The remedy I am seeking involves me signing a piece of paper. No cash leaves my account and ends up in theirs. An additional point (not yet made to HMRC) is that what they issue are not bills as described in the Bills of Exchange Act, and are fraudulent in and of themselves. They call them "Demands", but under the BoE Act they need to look like bills. They do not, so I cannot pay them.

The short story is this: if all statutes relating specifically to taxation are illegal, then the whole house of cards comes tumbling down. If they don't have a firm foundation, then they have nothing.

I'll let you know what they say.



Indyanhat said...

Oh Cap'n what a lovely piece! I have not seen this line used before can you direct me at the source please!
I look forward to the next installment with great pleasure!

Captain Ranty said...


Not a source as such, just a well researched piece.

The author is Mike, not John as I originally stated in the post.I have amended it.

Look here:




Dioclese said...

I wish you the very best of luck and I have no love for the Revenue, but I have to tell you as a qualified accountant that I very much regret you do not have a leg to stand on.

I refer you to the contents of the ICTA 1968 which regretably knocks all this into a cocked hat.

The budget is presented in March and is ratified by a finance act. Under english law, the taxes cannot be retrospectively introduced, but this is not the case as they are presented in the finance bill lodged on budget day and are therefore not deemed to be retrospective. In every financial year, there has been at least one finance act which has been duly passed by parliamentary vote and has recieved the royal assent.

Tax demands are just that - demands. There is no legal framework which defines the form of a bill or demand.

If you do not pay or lodge an appeal with the Commissioners of Inland Revenue then they are within their rights to fine you 100% of the demand and to charge you interest on the outstanding amount. They can take you to court to seize assets or file for bankruptcy.

There you have it. Having said all that, sod 'em - they owe me money at the moment!!

Captain Ranty said...

Thanks Dioclese.

I appreciate the comments.

If I was relying solely on the illegality of the tax statutes I may be worried. But I am not, so I am not, if you see what I mean.
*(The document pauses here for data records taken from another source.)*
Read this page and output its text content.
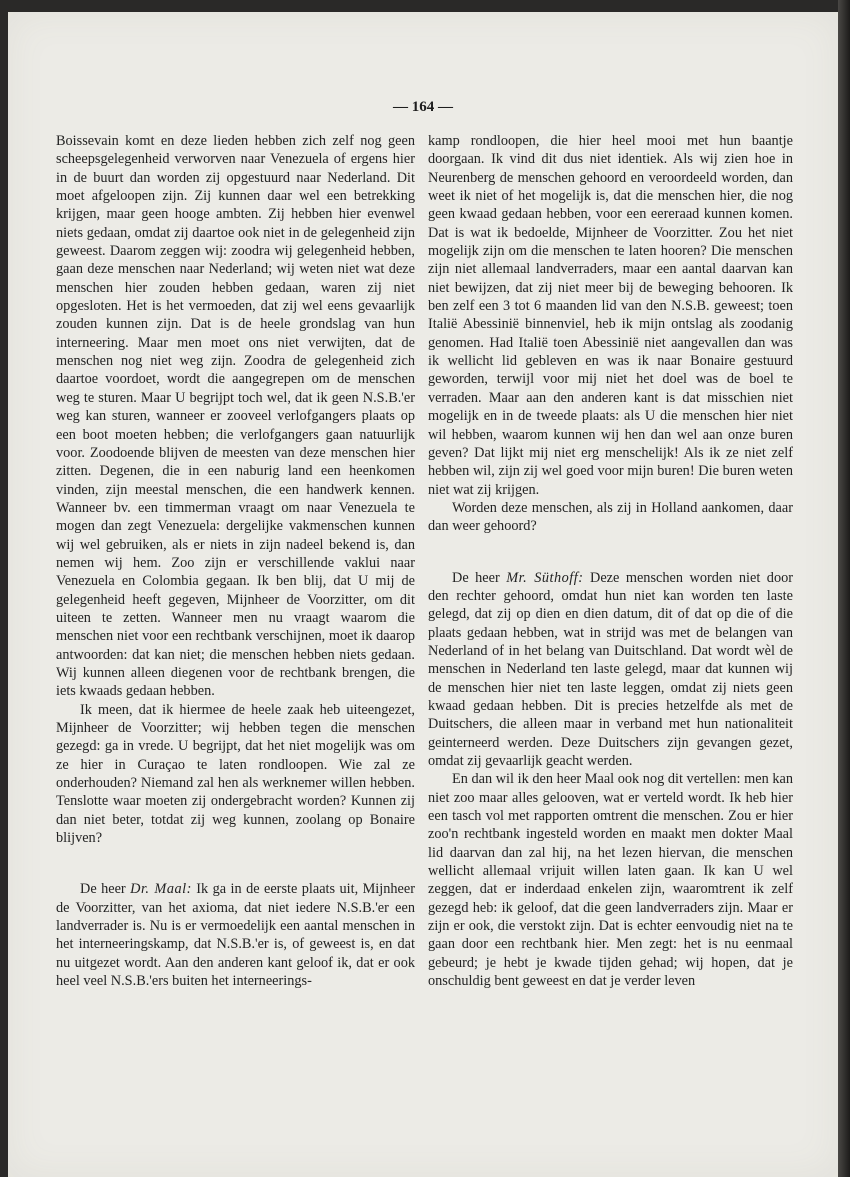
— 164 —

Boissevain komt en deze lieden hebben zich zelf nog geen scheepsgelegenheid verworven naar Venezuela of ergens hier in de buurt dan worden zij opgestuurd naar Nederland. Dit moet afgeloopen zijn. Zij kunnen daar wel een betrekking krijgen, maar geen hooge ambten. Zij hebben hier evenwel niets gedaan, omdat zij daartoe ook niet in de gelegenheid zijn geweest. Daarom zeggen wij: zoodra wij gelegenheid hebben, gaan deze menschen naar Nederland; wij weten niet wat deze menschen hier zouden hebben gedaan, waren zij niet opgesloten. Het is het vermoeden, dat zij wel eens gevaarlijk zouden kunnen zijn. Dat is de heele grondslag van hun interneering. Maar men moet ons niet verwijten, dat de menschen nog niet weg zijn. Zoodra de gelegenheid zich daartoe voordoet, wordt die aangegrepen om de menschen weg te sturen. Maar U begrijpt toch wel, dat ik geen N.S.B.'er weg kan sturen, wanneer er zooveel verlofgangers plaats op een boot moeten hebben; die verlofgangers gaan natuurlijk voor. Zoodoende blijven de meesten van deze menschen hier zitten. Degenen, die in een naburig land een heenkomen vinden, zijn meestal menschen, die een handwerk kennen. Wanneer bv. een timmerman vraagt om naar Venezuela te mogen dan zegt Venezuela: dergelijke vakmenschen kunnen wij wel gebruiken, als er niets in zijn nadeel bekend is, dan nemen wij hem. Zoo zijn er verschillende vaklui naar Venezuela en Colombia gegaan. Ik ben blij, dat U mij de gelegenheid heeft gegeven, Mijnheer de Voorzitter, om dit uiteen te zetten. Wanneer men nu vraagt waarom die menschen niet voor een rechtbank verschijnen, moet ik daarop antwoorden: dat kan niet; die menschen hebben niets gedaan. Wij kunnen alleen diegenen voor de rechtbank brengen, die iets kwaads gedaan hebben.

Ik meen, dat ik hiermee de heele zaak heb uiteengezet, Mijnheer de Voorzitter; wij hebben tegen die menschen gezegd: ga in vrede. U begrijpt, dat het niet mogelijk was om ze hier in Curaçao te laten rondloopen. Wie zal ze onderhouden? Niemand zal hen als werknemer willen hebben. Tenslotte waar moeten zij ondergebracht worden? Kunnen zij dan niet beter, totdat zij weg kunnen, zoolang op Bonaire blijven?

De heer Dr. Maal: Ik ga in de eerste plaats uit, Mijnheer de Voorzitter, van het axioma, dat niet iedere N.S.B.'er een landverrader is. Nu is er vermoedelijk een aantal menschen in het interneeringskamp, dat N.S.B.'er is, of geweest is, en dat nu uitgezet wordt. Aan den anderen kant geloof ik, dat er ook heel veel N.S.B.'ers buiten het interneerings-

kamp rondloopen, die hier heel mooi met hun baantje doorgaan. Ik vind dit dus niet identiek. Als wij zien hoe in Neurenberg de menschen gehoord en veroordeeld worden, dan weet ik niet of het mogelijk is, dat die menschen hier, die nog geen kwaad gedaan hebben, voor een eereraad kunnen komen. Dat is wat ik bedoelde, Mijnheer de Voorzitter. Zou het niet mogelijk zijn om die menschen te laten hooren? Die menschen zijn niet allemaal landverraders, maar een aantal daarvan kan niet bewijzen, dat zij niet meer bij de beweging behooren. Ik ben zelf een 3 tot 6 maanden lid van den N.S.B. geweest; toen Italië Abessinië binnenviel, heb ik mijn ontslag als zoodanig genomen. Had Italië toen Abessinië niet aangevallen dan was ik wellicht lid gebleven en was ik naar Bonaire gestuurd geworden, terwijl voor mij niet het doel was de boel te verraden. Maar aan den anderen kant is dat misschien niet mogelijk en in de tweede plaats: als U die menschen hier niet wil hebben, waarom kunnen wij hen dan wel aan onze buren geven? Dat lijkt mij niet erg menschelijk! Als ik ze niet zelf hebben wil, zijn zij wel goed voor mijn buren! Die buren weten niet wat zij krijgen.

Worden deze menschen, als zij in Holland aankomen, daar dan weer gehoord?

De heer Mr. Süthoff: Deze menschen worden niet door den rechter gehoord, omdat hun niet kan worden ten laste gelegd, dat zij op dien en dien datum, dit of dat op die of die plaats gedaan hebben, wat in strijd was met de belangen van Nederland of in het belang van Duitschland. Dat wordt wèl de menschen in Nederland ten laste gelegd, maar dat kunnen wij de menschen hier niet ten laste leggen, omdat zij niets geen kwaad gedaan hebben. Dit is precies hetzelfde als met de Duitschers, die alleen maar in verband met hun nationaliteit geinterneerd werden. Deze Duitschers zijn gevangen gezet, omdat zij gevaarlijk geacht werden.

En dan wil ik den heer Maal ook nog dit vertellen: men kan niet zoo maar alles gelooven, wat er verteld wordt. Ik heb hier een tasch vol met rapporten omtrent die menschen. Zou er hier zoo'n rechtbank ingesteld worden en maakt men dokter Maal lid daarvan dan zal hij, na het lezen hiervan, die menschen wellicht allemaal vrijuit willen laten gaan. Ik kan U wel zeggen, dat er inderdaad enkelen zijn, waaromtrent ik zelf gezegd heb: ik geloof, dat die geen landverraders zijn. Maar er zijn er ook, die verstokt zijn. Dat is echter eenvoudig niet na te gaan door een rechtbank hier. Men zegt: het is nu eenmaal gebeurd; je hebt je kwade tijden gehad; wij hopen, dat je onschuldig bent geweest en dat je verder leven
To my knowledge, (and endless searching of the legal databases), no-one has, as yet, claimed Lawful Rebellion as a defence. I have.

ICTA 1968 is a statute. I can disregard it.

You would think that I would have run out of ammunition by now, having sent several notices to them but I have more stored away.

They know I am itching to get in a court room. What I don't comprehend is why they don't get me into one. If their case was so solid this would be the work of minutes for them to win.

Their next letter may be more revealing.


Uncle Marvo said...

You keep the dream alive, Ranty!

Possession, 9/10ths etc.

Their greatest weapon is PAYE. Followed by fear, surprise, ruthless efficiency, and an almost fanatical devotion ... er, hold on ...

Joe said...

Ranty, you are a trailblazer.
Personally I don't know enough of this stuff atm, but am looking into it more and more.

Most of the stuff I've found about LR on t'interweb paints broad strokes and then tells you to look stuff up.

I'll be watching this and hoping that you give the bastards at HMRC a bloody nose.

BTW as a little aside income tax was introduced to pay for a war against the french ;)

Unknown said...

Freeman (known as) Michael has documented his success with the Taxman and has tons of stuff on his site regarding commercial remedies. He seems to have mastered the Bills of Exchange act and the use of private promissory notes.


Indyanhat said...

My thanks to you Jonah for the link xtremely informative and a source for much reading time, excellent!!!